Российские самодержцы. От основателя династии Романовых царя Михаила до хранителя самодержавных ценностей Николая I — страница 43 из 51

Так все общественные классы должны склониться в полном доверии перед императорской властью и содействовать по мере сил, не за страх только, а за совесть, осуществлению ее национально-консервативной программы. Эта программа взяла верх над иными течениями еще в последние годы александровского царствования, когда, с одной стороны, покинуты либеральные мечтания, а с другой – поднято национальное знамя в вопросах о внешней и внутренней политике. Еще Александр порвал в последние два-три года своей жизни и царствования с проектами реформы политического строя империи, круто изменил свое отношение к Польше, отверг зависимость русской политики на Ближнем Востоке от тенденций Священного союза, вернулся к охранительному таможенному тарифу, отступился от вневероисповедной точки зрения в вопросах церковного управления и народного просвещения в пользу православно-церковной реакции. Программой николаевского царствования стали заветы последних лет Александра.

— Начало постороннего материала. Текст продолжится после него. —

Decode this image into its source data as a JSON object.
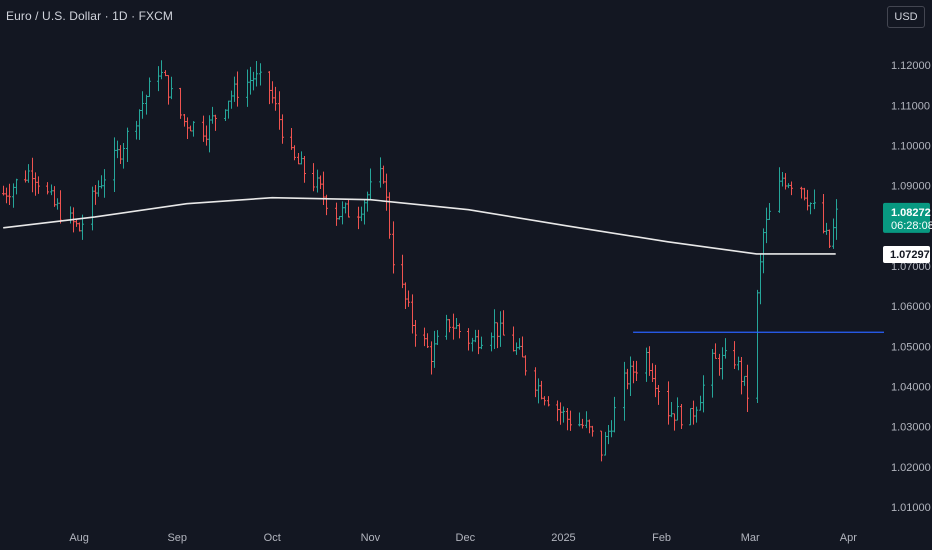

III. Противоречия Николаевской эпохи

Тридцатилетие, когда власть находилась в руках Николая I, – эпоха резких противоречий в русской жизни. Старый, веками сложившийся строй государственных и общественных отношений господствует в ней еще всецело. А жизнь страны – экономическая, гражданская, духовная – бьется в этих старых рамках, которые становились ей все более тесными. Это время – золотой век великой русской литературы, эпоха первого расцвета русской общественной мысли и молодой самостоятельной русской науки, русского театра и русского искусства – при крайней подавленности русской общественности и народной жизни в условиях крепостного быта и сурового правительственного режима. В народном хозяйстве – решительный подъем торгового и промышленного предпринимательства, при господстве в корне устарелых и разлагающихся форм крепостного хозяйства. В международных отношениях – значительный рост участия России в мировом торговом обороте и ее влияния на общеевропейские политические дела, при резком отчуждении ее от западноевропейского мира как ей чуждого, опасного и враждебного. Николай вышел на историческую сцену в период перелома всего европейского мира от «старого порядка» к новым формам организации национальной жизни в ее материальных основах и социально-политических отношениях. Процессы, творившие этот перелом, все глубже захватывали Россию, заставляя ее переживать глубокий внутренний кризис, тем более тяжелый, что он был более, чем где-либо, придавлен громоздкой тяжестью традиционных форм ее политического и социального строя.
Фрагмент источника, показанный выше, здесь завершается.